I have spent the past number of years in colleges, nearly exclusively surrounded by people my age, and a few professors. We were young, strong, healthy, and cycle between concerns about an immediate present, and a distant future. We were imagining a life in which each of us wakes up in their own house to the smell of morning coffee, kissing their children and spouse while watching a calm sunrise and listening to calm tunes of childhood songs before heading out to a job where we are respected and greeted with a smile and a warm handshake.

I noticed that every time I went back home and was surrounded by older people, as old as me and my peers are in our imaginary mornings, the conversations of these older friends and family did not sound like the future I was imagining. I think that every time, without fail, that we had a family or friends gathering last summer, illness and death were a part of the conversation.

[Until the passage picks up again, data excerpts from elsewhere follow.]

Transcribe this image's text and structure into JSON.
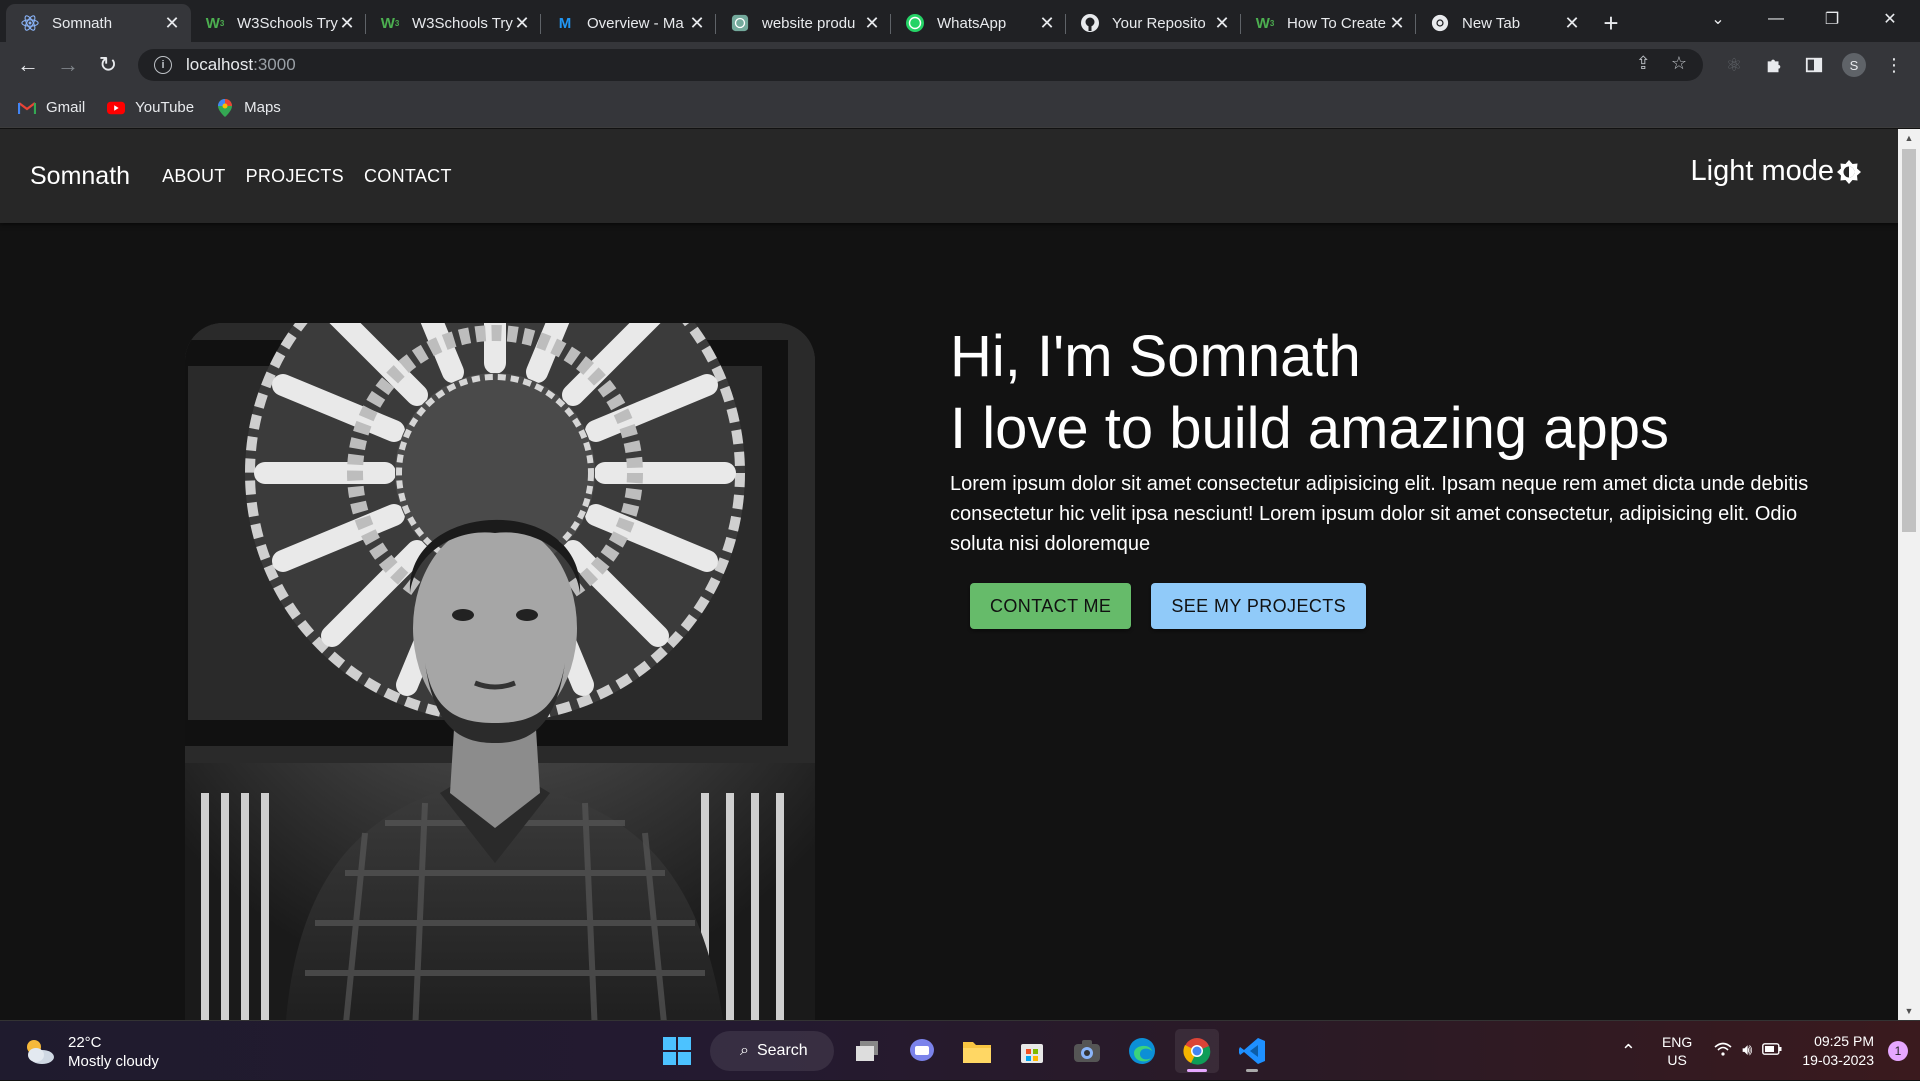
{
  "browser": {
    "tabs": [
      {
        "title": "Somnath",
        "icon": "react-icon",
        "active": true
      },
      {
        "title": "W3Schools Try",
        "icon": "w3schools-icon"
      },
      {
        "title": "W3Schools Try",
        "icon": "w3schools-icon"
      },
      {
        "title": "Overview - Ma",
        "icon": "mui-icon"
      },
      {
        "title": "website produ",
        "icon": "chatgpt-icon"
      },
      {
        "title": "WhatsApp",
        "icon": "whatsapp-icon"
      },
      {
        "title": "Your Reposito",
        "icon": "github-icon"
      },
      {
        "title": "How To Create",
        "icon": "w3schools-icon"
      },
      {
        "title": "New Tab",
        "icon": "chrome-icon"
      }
    ],
    "url_host": "localhost",
    "url_port": ":3000",
    "profile_initial": "S",
    "bookmarks": [
      {
        "label": "Gmail",
        "icon": "gmail-icon"
      },
      {
        "label": "YouTube",
        "icon": "youtube-icon"
      },
      {
        "label": "Maps",
        "icon": "maps-icon"
      }
    ]
  },
  "page": {
    "brand": "Somnath",
    "nav": [
      "ABOUT",
      "PROJECTS",
      "CONTACT"
    ],
    "mode_toggle": "Light mode",
    "hero": {
      "greeting": "Hi, I'm Somnath",
      "tagline": "I love to build amazing apps",
      "body": "Lorem ipsum dolor sit amet consectetur adipisicing elit. Ipsam neque rem amet dicta unde debitis consectetur hic velit ipsa nesciunt! Lorem ipsum dolor sit amet consectetur, adipisicing elit. Odio soluta nisi doloremque",
      "primary_button": "CONTACT ME",
      "secondary_button": "SEE MY PROJECTS"
    },
    "colors": {
      "background": "#121212",
      "appbar": "#272727",
      "primary_btn": "#66bb6a",
      "secondary_btn": "#90caf9"
    }
  },
  "taskbar": {
    "weather_temp": "22°C",
    "weather_desc": "Mostly cloudy",
    "search_label": "Search",
    "lang_top": "ENG",
    "lang_bottom": "US",
    "time": "09:25 PM",
    "date": "19-03-2023",
    "notification_count": "1"
  }
}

People talked about the latest developments in their diseases, how sour their new medicine tastes, how painful the bi-weekly injections are, and how they hate the colors of the hospitals. They then talked about the illness of a friend or family member amidst the sighs and frowns of those listening, followed by the mentioning of acquaintances that recently died, sparking different reactions from different people. And surprisingly -to me- the conversation returns to the mundane topics of the day as if nothing happened.

On the other side of the room is me, still as a stone, except for my eyes that follow the expressions on the faces of the listeners and the speaker as I listen to the stories of dead people I do not know, how they are now remembered, and perhaps thinking about how I want to be remembered. Death was a rare occasion for me, closer to a concept rather than a reality, something that is written about in ancient poetry that heroes don't fear.

Some people were gone before they could realize the dream of that morning with the sunrise and coffee beside a beloved one.


When someone we know dies, an immediate reaction might be to ask "what does it mean?!", genuinely, "no...no, no, no...what is that supposed to mean??"

I am always shocked by how everyday life could have remained unchanged if we were never told about the death of another. We are living our lives normally, going about with our daily business, work, and leisure, not aware of the death of a person we know, and in a few words, some news attacks us while we are unprepared, throwing us into a hurricane that formed while we were busy staring at the blue sky, turning it into a gray violent mess of winds that scatter and throw our thoughts and everything it touches around.

Morrie was an old professor who was diagnosed with ALS, a terminal illness that only allows for two to four years of breathing after the diagnosis.

“So I'm going to die?” Asked Morrie
"Yes, you are," the doctor said. "I'm very sorry."

One of Morrie's students and mentees wrote:

"[The doctor] sat with Morrie and [his wife] Charlotte for nearly two hours, patiently answering their questions. When they left, the doctor gave them some information on ALS, little pamphlets, as if they were opening a bank account.

Outside, the sun was shining and people were going about their business. A woman ran to put money in the parking meter. Another carried groceries. Charlotte had a million thoughts running through her mind: How much time do we have left? How will we manage? How will we pay the bills?

My old professor, meanwhile, was stunned by the normalcy of the day around him. Shouldn't the world stop? Don't they know what has happened to me?"

Morrie knew that he was going to die soon, but the world didn't. There was no signal in the sky, a star with a sign, or a cloud in the shape of his face.

When I remember Morrie's story, it messes around with my priorities, I quickly realize that I am going to die soon, so perhaps I should laugh, make someone happy, express my gratitude, send my apologies, and do good.

"Don't they know what has happened to me?"